With 31.5 per cent of us now born overseas, our national soul is being reshaped into something unrecognisable. Two years on from the terrorist attack on Israel, Palestinian flags and antisemitic chants are expected to shame our cultural icons once again. Modern communism thrives on this chaos, using immigration as a Trojan horse to import dependency, grievance culture, and a rejection of the self-made spirit that defined us. It’s disgusting.
This cultural sabotage is abetted by those who should be our watchdogs: the journalists. Once, the fourth estate championed the little people – the shearers, the surfers, the single mums scraping by on the Gold Coast. They exposed corruption, amplified the voiceless, and held power to account with a larrikin grin.
But today’s press? They’re not interested in protecting the battlers, they’re too busy chasing corporate-approved morality tales that spawn a weak, complaining populace, while turning a blind eye to the immigration juggernaut overwhelming our communities.

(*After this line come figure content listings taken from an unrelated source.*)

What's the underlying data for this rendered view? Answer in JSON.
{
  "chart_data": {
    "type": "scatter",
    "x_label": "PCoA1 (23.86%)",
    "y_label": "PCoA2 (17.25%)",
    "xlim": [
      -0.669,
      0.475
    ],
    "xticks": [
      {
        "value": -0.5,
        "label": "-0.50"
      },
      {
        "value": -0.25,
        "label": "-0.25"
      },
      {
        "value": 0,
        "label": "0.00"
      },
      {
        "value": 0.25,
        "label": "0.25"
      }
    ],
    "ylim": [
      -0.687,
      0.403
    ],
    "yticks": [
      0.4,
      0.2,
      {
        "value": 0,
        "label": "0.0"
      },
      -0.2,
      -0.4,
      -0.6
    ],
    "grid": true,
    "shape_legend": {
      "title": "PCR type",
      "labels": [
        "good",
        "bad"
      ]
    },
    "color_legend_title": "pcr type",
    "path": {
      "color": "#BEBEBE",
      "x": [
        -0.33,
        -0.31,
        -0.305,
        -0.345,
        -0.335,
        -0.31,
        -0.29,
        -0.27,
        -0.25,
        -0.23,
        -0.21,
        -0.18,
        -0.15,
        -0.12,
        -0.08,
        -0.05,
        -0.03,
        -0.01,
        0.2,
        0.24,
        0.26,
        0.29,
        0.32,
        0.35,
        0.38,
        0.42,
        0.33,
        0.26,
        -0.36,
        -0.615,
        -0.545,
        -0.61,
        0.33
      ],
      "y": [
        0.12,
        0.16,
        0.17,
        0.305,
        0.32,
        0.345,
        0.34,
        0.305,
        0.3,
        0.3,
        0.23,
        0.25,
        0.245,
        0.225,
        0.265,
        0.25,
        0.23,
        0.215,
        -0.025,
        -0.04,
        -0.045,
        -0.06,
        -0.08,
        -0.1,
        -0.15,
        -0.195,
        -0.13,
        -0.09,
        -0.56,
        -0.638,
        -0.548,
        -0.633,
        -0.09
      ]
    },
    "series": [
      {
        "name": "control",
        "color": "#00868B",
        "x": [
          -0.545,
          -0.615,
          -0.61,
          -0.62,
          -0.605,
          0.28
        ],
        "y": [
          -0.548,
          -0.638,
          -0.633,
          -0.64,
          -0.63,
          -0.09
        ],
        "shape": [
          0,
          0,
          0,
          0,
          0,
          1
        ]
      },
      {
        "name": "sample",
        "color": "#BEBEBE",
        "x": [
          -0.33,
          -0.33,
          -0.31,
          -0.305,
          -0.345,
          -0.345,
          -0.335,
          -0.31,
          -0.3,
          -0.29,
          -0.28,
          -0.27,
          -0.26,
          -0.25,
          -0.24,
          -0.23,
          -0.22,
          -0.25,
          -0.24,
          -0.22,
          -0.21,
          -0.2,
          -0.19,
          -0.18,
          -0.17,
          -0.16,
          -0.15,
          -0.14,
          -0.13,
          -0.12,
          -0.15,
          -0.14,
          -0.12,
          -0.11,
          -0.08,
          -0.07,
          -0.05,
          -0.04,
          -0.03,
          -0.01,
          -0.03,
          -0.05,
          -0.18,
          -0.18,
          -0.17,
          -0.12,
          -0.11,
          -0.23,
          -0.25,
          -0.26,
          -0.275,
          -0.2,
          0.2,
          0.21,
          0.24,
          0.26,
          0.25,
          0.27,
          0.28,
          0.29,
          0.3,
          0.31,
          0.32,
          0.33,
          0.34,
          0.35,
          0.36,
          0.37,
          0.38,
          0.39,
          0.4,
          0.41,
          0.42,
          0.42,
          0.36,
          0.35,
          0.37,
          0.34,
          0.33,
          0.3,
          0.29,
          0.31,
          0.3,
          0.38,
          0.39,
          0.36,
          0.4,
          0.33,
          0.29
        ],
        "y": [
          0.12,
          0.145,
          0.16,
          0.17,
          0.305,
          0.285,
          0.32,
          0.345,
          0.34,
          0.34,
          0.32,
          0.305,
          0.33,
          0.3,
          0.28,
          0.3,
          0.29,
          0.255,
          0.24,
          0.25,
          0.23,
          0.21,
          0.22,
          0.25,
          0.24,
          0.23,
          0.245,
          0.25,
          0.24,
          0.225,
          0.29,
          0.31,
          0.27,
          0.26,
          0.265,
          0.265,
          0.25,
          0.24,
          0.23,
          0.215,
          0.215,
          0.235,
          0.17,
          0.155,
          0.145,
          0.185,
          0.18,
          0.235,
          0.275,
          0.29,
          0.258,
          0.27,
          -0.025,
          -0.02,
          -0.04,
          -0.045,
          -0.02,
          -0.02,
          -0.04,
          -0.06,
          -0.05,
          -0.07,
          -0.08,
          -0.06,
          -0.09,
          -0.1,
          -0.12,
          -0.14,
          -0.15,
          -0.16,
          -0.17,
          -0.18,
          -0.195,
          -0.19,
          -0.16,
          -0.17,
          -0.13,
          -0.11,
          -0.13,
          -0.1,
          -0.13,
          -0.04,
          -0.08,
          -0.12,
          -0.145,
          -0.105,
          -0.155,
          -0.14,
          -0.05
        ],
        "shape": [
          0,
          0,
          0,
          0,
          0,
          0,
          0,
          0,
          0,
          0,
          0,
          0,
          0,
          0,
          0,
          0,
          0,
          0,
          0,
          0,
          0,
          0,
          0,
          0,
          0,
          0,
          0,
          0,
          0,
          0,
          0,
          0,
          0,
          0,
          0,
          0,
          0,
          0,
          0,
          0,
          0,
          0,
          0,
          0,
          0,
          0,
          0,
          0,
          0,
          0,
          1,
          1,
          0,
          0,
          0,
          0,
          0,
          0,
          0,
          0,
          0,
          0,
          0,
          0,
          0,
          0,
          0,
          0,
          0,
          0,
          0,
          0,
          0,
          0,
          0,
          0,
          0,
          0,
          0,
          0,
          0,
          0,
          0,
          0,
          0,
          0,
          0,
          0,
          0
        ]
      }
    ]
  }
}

Consider the relentless drumbeat against ‘toxic masculinity’ or ‘racism’, narratives imported wholesale from Silicon Valley boardrooms. These aren’t homegrown concerns, they’re globalist edicts, peddled by media outlets that profit from our downfall and who cheer the endless influx that lines their pockets.
A journalist sniffing out a scandal in Parliament? Rare as hen’s teeth these days. Instead, they pursue stories that shame the average Joe for his Aussie-loving ways, branding barbecues as carbon sins or calls to save Aussie culture as hate speech, all while ignoring how mass arrivals strain schools, hospitals, and our very social fabric.

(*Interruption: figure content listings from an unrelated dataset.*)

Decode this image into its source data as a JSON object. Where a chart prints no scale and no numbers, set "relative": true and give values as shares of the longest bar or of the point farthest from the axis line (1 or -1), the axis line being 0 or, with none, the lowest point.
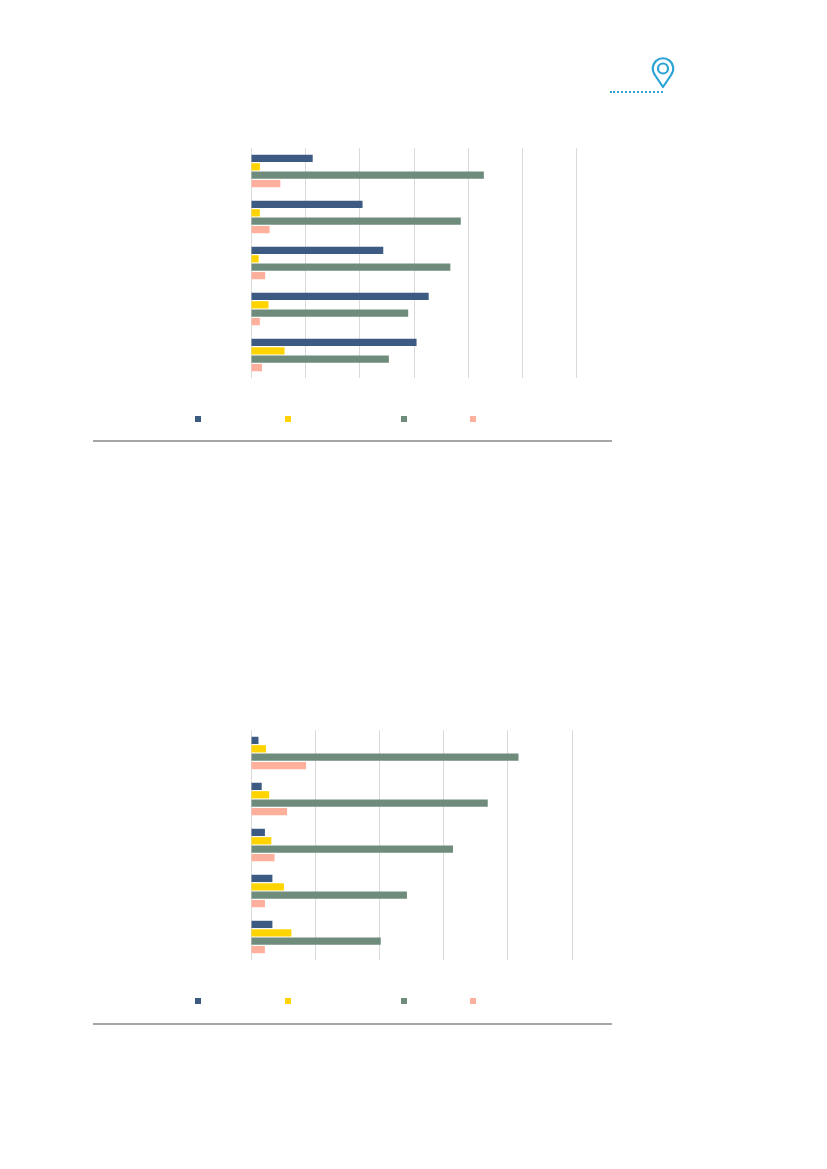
{
  "chart_data": [
    {
      "type": "bar",
      "orientation": "horizontal",
      "relative": true,
      "categories": [
        null,
        null,
        null,
        null,
        null
      ],
      "series": [
        {
          "color": "#3c5a82",
          "values": [
            0.265,
            0.479,
            0.568,
            0.763,
            0.711
          ]
        },
        {
          "color": "#ffd400",
          "values": [
            0.038,
            0.038,
            0.033,
            0.075,
            0.144
          ]
        },
        {
          "color": "#6e8b7c",
          "values": [
            1,
            0.901,
            0.856,
            0.675,
            0.592
          ]
        },
        {
          "color": "#ffb09c",
          "values": [
            0.126,
            0.08,
            0.061,
            0.038,
            0.047
          ]
        }
      ],
      "grid": "x"
    },
    {
      "type": "bar",
      "orientation": "horizontal",
      "relative": true,
      "categories": [
        null,
        null,
        null,
        null,
        null
      ],
      "series": [
        {
          "color": "#3c5a82",
          "values": [
            0.028,
            0.04,
            0.052,
            0.08,
            0.08
          ]
        },
        {
          "color": "#ffd400",
          "values": [
            0.056,
            0.068,
            0.076,
            0.123,
            0.151
          ]
        },
        {
          "color": "#6e8b7c",
          "values": [
            1,
            0.885,
            0.755,
            0.583,
            0.485
          ]
        },
        {
          "color": "#ffb09c",
          "values": [
            0.206,
            0.135,
            0.088,
            0.052,
            0.052
          ]
        }
      ],
      "grid": "x"
    }
  ]
}
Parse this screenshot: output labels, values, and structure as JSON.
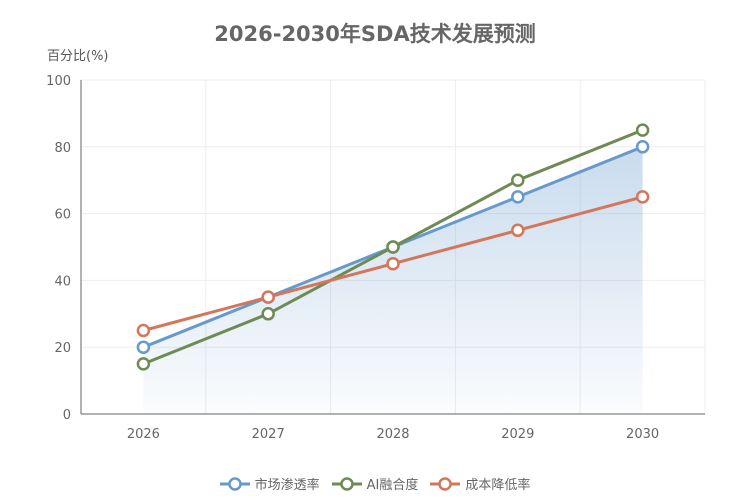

What annoys me most is that the journos not only pride themselves on bringing down Aussie heroes, but these cowards have their books ready to be released as soon as the unelected courts rule in favour of their cowardly smugness. It’s shameful.
Attacks on great Australians who dare to have a political opinion that doesn’t fit the modern communist narrative fosters entitlement over endurance, victimhood over victory. The result is a generation of whingers, glued to their screens, demanding safe spaces instead of building sheds.

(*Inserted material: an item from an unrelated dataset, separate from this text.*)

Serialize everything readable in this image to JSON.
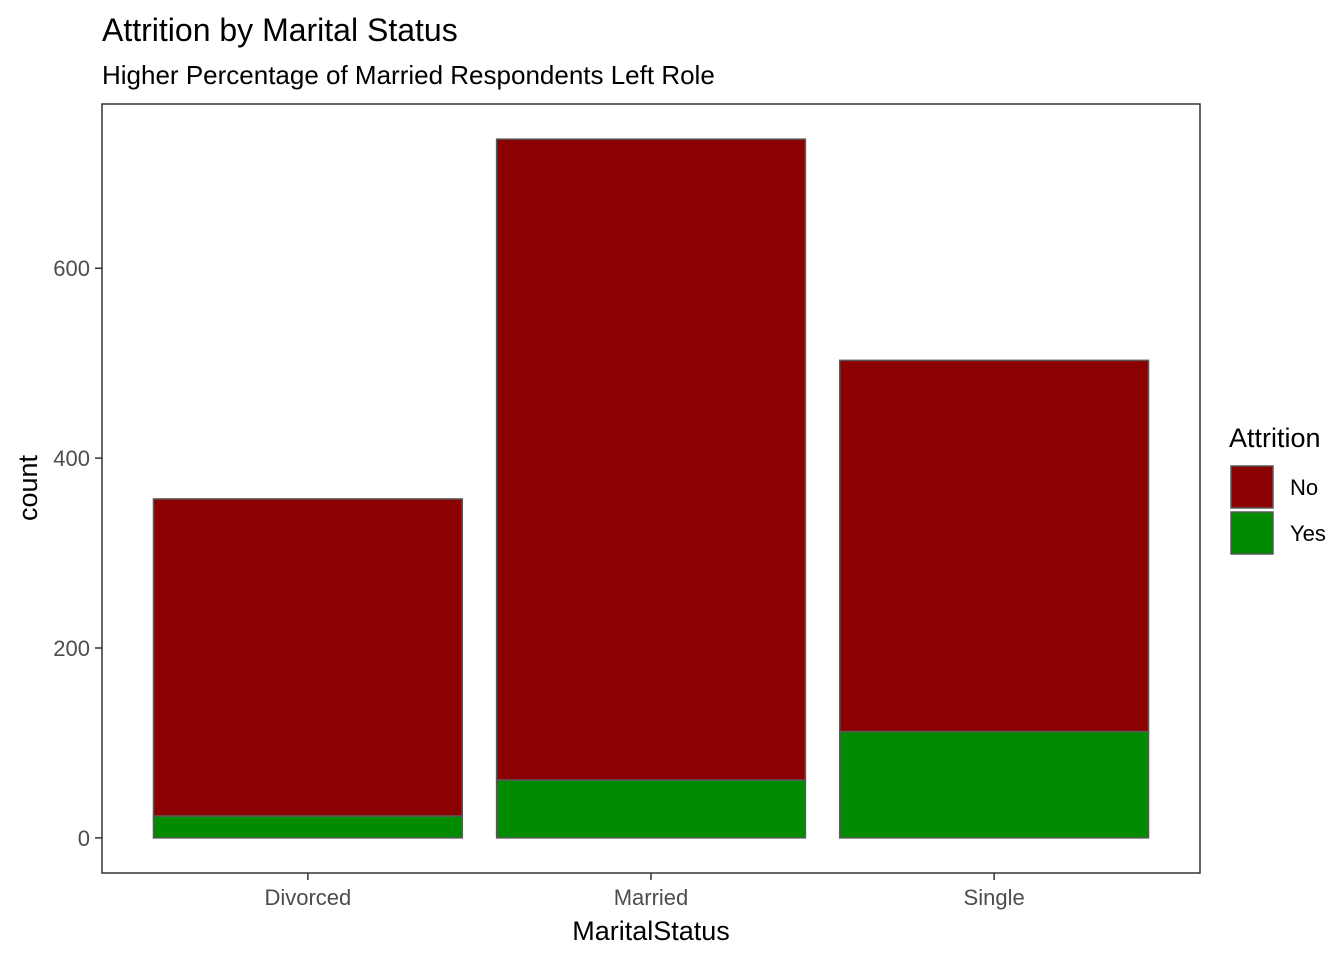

Modern communists in the press hate Australia, but worse, they hate us, the resilient core that refuses to kneel. By prioritising corporate platitudes over the struggles of the little people, they manufacture fragility, ensuring we’ll crumble under the weight of our own complaints as they demand we apologise for having a political opinion.
It’s time to reclaim our culture before it’s too late.
We must resist this communist creep, from the drawing boards of architects to the newsrooms of the elite, and slam shut the gate to mass immigration that threatens our soul.
Bring back the Federation house, the chook pen, the unapologetic Aussie spirit that laughs in the face of adversity. Let the journalists remember their roots or let them fade into irrelevance. Australia isn’t a laboratory for ideological experiments or an open-door experiment in dilution, it’s a sunburnt paradise forged by dreamers and lifters. If we let modern communism win, we’ll wake up in a country that looks like everywhere else and feels like nowhere at all.
But most importantly, we must never apologise for having an opinion about how we want our country to be.